There is also Elements of statistical learning by the same authors if you are
looking for something more rigorous. I haven’t read very much of it but it is
supposed to very good too.

------
RandyRanderson
The first time I loaded this page they had a female-looking icon as
intermediate and a somewhat-male looking icon for expert. It now has a star
and rocketship, res.

------
heligate229
what is considered good data science interview questions? I think it depends
on the purpose of the company.

------
known
[http://archive.vn/GDEDj](http://archive.vn/GDEDj)

------
geebee
How odd our field really is. Many of these questions are basic stats. Others
seem like the kind of statistics process control I learned in my undergraduate
engineering curriculum. Some are more modern, and would be learned by going
through something like the scikit-learn documentation, or taking a coursera,
though I suppose this might be in a more current formal curriculum.
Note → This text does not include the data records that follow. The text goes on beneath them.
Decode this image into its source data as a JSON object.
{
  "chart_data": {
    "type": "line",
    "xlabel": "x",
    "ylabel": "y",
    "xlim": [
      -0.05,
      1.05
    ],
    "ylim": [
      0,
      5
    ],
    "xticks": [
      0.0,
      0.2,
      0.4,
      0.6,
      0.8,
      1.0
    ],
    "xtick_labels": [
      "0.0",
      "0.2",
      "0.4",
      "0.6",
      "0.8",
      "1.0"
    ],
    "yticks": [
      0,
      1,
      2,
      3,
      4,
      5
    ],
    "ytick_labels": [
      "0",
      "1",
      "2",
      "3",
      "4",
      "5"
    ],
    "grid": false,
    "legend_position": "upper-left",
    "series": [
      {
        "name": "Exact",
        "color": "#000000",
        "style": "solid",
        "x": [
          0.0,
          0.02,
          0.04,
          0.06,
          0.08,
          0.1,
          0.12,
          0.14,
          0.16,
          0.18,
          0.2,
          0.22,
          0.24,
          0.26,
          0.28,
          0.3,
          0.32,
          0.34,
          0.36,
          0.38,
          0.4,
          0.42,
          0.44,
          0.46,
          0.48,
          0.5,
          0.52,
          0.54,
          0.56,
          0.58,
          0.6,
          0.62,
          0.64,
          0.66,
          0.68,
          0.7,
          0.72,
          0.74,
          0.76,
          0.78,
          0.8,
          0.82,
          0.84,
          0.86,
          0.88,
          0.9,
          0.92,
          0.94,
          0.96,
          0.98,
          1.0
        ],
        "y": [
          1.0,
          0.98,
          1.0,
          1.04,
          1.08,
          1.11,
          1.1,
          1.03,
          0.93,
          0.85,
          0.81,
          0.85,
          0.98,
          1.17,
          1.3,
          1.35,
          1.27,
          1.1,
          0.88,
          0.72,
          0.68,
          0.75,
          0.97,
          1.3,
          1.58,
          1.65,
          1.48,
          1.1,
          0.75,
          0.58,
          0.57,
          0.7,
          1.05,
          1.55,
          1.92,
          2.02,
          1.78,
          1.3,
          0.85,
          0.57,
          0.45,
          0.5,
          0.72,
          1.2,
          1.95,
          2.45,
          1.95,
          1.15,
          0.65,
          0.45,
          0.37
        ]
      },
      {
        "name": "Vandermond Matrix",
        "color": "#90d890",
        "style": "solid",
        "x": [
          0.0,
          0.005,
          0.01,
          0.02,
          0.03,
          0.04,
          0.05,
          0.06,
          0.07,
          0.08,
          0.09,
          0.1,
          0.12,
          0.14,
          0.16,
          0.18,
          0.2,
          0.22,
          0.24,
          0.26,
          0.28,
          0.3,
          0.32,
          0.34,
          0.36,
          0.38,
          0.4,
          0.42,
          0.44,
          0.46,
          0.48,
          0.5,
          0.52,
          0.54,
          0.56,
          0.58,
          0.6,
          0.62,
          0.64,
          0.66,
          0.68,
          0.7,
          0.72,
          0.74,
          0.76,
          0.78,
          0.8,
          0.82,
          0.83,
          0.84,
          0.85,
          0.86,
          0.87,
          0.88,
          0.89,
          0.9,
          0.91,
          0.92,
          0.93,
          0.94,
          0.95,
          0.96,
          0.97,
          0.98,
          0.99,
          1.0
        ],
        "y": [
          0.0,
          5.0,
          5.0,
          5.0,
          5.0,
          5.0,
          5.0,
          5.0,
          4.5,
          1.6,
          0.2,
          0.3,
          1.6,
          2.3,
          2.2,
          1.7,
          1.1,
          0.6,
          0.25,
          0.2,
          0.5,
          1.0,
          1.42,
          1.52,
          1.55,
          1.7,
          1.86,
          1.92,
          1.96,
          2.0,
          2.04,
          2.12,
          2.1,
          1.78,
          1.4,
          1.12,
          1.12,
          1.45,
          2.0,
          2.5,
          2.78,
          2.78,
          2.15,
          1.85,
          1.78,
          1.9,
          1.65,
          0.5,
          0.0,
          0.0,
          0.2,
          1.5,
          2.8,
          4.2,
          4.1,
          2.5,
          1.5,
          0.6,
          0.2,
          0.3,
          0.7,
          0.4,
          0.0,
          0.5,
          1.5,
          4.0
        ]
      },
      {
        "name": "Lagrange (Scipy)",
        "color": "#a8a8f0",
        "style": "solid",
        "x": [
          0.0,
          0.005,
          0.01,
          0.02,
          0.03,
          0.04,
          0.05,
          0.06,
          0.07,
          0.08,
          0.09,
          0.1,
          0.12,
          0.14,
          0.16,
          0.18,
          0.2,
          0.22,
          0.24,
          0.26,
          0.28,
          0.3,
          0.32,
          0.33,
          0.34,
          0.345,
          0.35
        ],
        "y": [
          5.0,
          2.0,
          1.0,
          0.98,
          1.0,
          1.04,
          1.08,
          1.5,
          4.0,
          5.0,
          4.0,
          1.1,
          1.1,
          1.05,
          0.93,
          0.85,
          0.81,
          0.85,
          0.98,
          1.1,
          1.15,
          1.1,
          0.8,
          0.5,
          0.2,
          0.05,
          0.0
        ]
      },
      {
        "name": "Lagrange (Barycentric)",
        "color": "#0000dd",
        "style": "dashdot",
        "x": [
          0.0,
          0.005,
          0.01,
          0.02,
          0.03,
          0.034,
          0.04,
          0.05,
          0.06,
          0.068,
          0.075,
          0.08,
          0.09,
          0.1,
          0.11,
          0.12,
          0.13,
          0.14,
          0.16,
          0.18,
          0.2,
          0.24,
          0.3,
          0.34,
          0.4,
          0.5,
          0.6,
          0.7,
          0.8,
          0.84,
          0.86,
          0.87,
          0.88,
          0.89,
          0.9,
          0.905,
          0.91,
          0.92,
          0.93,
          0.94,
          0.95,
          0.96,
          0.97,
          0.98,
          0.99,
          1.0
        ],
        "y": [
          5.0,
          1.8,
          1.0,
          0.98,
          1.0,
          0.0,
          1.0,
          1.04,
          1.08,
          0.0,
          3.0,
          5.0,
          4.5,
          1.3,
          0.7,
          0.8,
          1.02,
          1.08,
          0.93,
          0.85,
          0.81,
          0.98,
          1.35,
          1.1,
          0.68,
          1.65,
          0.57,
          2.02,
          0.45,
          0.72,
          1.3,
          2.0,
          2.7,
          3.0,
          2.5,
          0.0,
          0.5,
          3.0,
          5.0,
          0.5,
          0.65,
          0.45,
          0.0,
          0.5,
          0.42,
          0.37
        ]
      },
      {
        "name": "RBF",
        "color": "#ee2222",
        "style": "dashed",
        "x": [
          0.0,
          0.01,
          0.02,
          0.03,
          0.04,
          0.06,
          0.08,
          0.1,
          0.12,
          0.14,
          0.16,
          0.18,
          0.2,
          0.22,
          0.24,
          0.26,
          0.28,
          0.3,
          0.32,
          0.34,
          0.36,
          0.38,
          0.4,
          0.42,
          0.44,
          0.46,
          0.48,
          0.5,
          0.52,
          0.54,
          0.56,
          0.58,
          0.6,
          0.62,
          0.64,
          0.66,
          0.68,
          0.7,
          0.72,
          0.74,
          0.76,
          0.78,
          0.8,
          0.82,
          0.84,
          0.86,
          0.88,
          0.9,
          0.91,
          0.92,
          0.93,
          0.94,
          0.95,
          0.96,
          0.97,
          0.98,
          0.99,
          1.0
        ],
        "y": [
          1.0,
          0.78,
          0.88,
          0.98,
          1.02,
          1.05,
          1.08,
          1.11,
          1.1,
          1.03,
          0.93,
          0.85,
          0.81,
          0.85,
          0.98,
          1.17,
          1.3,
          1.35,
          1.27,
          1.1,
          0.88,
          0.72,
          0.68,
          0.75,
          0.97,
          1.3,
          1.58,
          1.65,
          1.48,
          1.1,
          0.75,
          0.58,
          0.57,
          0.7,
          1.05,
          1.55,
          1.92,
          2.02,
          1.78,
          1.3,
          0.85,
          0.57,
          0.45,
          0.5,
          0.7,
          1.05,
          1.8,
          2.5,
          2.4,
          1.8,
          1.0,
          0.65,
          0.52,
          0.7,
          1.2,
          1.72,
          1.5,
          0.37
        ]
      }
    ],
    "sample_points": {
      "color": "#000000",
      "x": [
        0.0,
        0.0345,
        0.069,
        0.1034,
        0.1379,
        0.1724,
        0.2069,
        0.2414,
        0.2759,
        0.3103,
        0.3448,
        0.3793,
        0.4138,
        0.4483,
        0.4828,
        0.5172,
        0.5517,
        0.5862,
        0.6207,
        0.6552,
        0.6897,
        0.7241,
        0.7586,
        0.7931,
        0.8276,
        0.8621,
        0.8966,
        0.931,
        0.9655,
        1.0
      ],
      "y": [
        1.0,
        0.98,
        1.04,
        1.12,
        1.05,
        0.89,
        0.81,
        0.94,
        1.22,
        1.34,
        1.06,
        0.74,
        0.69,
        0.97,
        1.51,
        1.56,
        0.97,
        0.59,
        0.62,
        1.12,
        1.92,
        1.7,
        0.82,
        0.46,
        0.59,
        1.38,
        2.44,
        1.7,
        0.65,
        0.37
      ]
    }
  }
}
The odd part is, do senior actuaries get quizzed on integration by parts when
they interview? Do law firms put new hires through their 1L civil procedure
exam?

And while those are fields with a standardized entrance exam (actuarial exams,
bar exam, etc), I know lots of people in non-credentialed fields that still
are knowledge based. They may get asked about a database or their experience
with it, but they don't go through anything like this kind of technical exam
style interview. It really is an exam, it's just administered capriciously,
often by people who have unknown or dodgy credentials, without any review by
experts or assurances that it won't be used to discriminate (the modern day
equivalent of a "literacy" test, I suppose), and is graded under conditions of
great secrecy (people often sign a non-disclosure prior to interviewing,
google asks people to do this).

I personally think a company is well within its rights to do subject
experienced people to an eternal cycle of undergraduate midterms if that's
what it chooses to do. I think that this practice deters a lot of people from
going into these fields as well, which is also their right as free and full
members of the society they live in, free to choose a career path in response
to their own interests and how they align with what employers want and what
they're offering.

But... well, here we go. The companies that do this are almost always talking
about a shortage of workers, one that the government needs to solve (or at
least mitigate) by creating a special visa that allows employers to decide who
is allowed to work in the united states and the conditions under which they
are allowed to remain. Conditions that, surprise surprise, often involve
working in a field that subjects people to an endless repeats of their
undergraduate midterms. When people with choice won't choose a particular job,
isn't that the market's answer? Just to be clear, I positive about
immigration, provided the people who immigrate are, well, free. But why on
earth would we create a special corporate controlled worker visa so that
companies can continue to engage in practices that drive away people who can
choose, in large numbers?

This is the pits, people. Don't these lists bug you just a little? I mean, I'm
not trying to put down the list itself, I suppose it's probably a pretty good
list for people who are going to subject themselves to this kind of interview
exam, either because they like the field or because it's the only way to get
through the US's byzantine immigration system without relatives.

But is it really a surprise that people with choice (i.e., the "free" citizens
of Rome who are not bound by law to work only in certain fields as a condition
of remaining within Rome) are rationally choosing to do things where they
don't have to put up with this bullshit?